Mike McCaffrey (@McCaffrMike) tweet:
2/ In early 2021, The Block was in a precarious place, and I was evaluating whether to sell, merge or restructure. The only option that materialized was to restructure when I was able to obtain a $12 million loan for my holding company from SBF in Feb of 2021.
— Mike McCaffrey (@McCaffrMike) December 9, 2022
Michael McCaffrey says in subsequent tweets of the thread above that he “didn’t disclose the loan to anyone. Absolutely no one at The Block knew about the financial arrangement between my holding company and SBF, including the editorial and the research teams.”
According to Michael McCaffrey, he kept the funding a secret with a “rationale” – that revealing the source might compromise objectivity when SBF and related entities were the topic of news on the portal.

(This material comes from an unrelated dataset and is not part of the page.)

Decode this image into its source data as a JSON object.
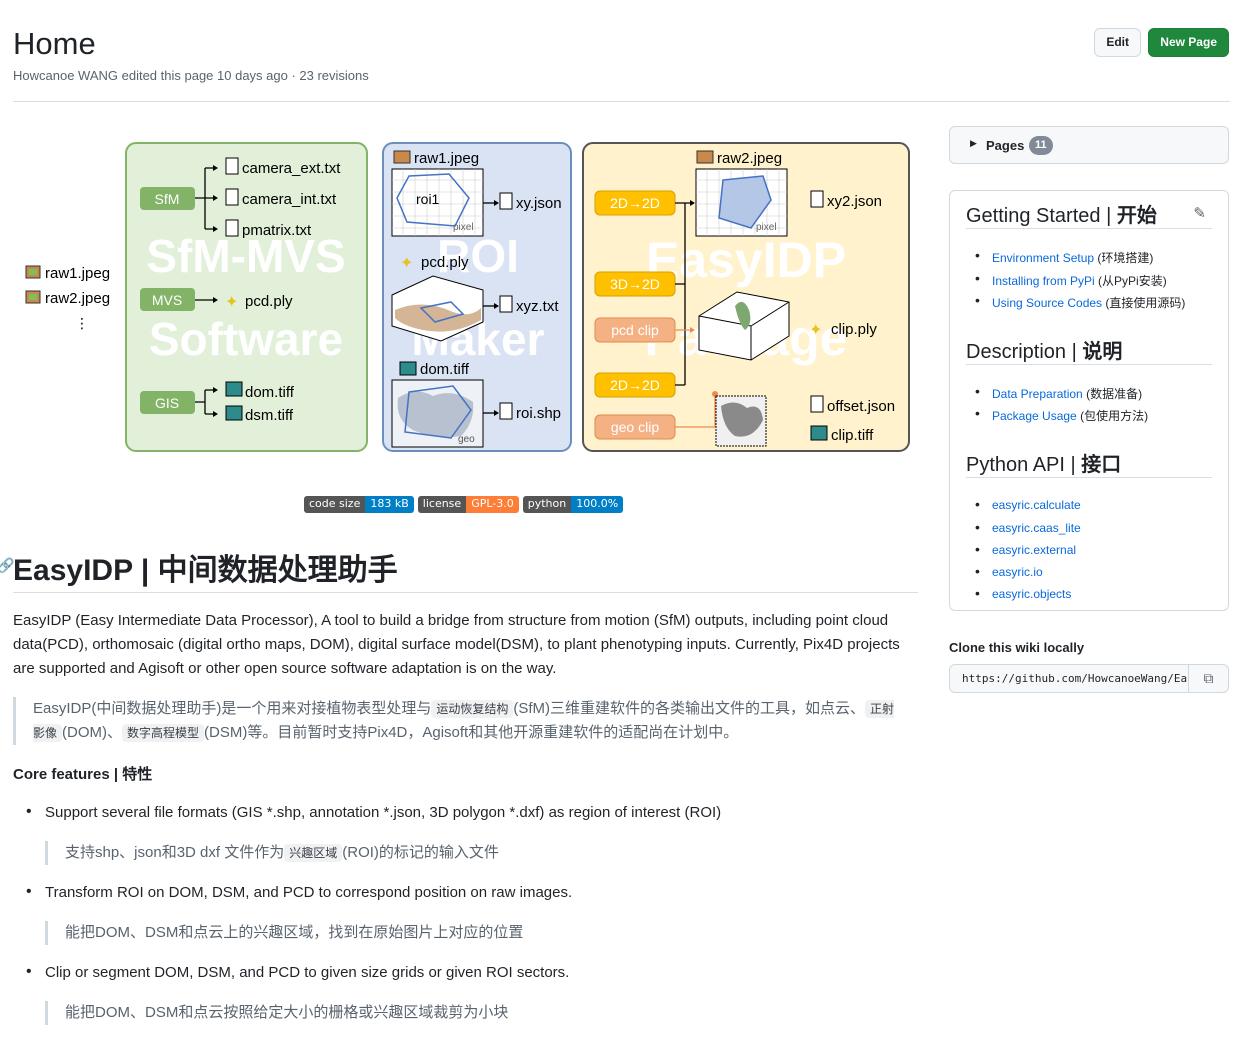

A third loan is also being reported, which went into buying an apartment. The Block now has a new CEO Bobby Moran, earlier its chief revenue officer, though Michael McCaffrey continues to hold the most shares.
Recently, The Block had announced its participation in Access Protocol for integrating a Web3 paywall for reading its news and content. A report in news outlet Axios, which broke the story, states the media site’s revenue to be around $20 million as revealed to it by an unnamed source.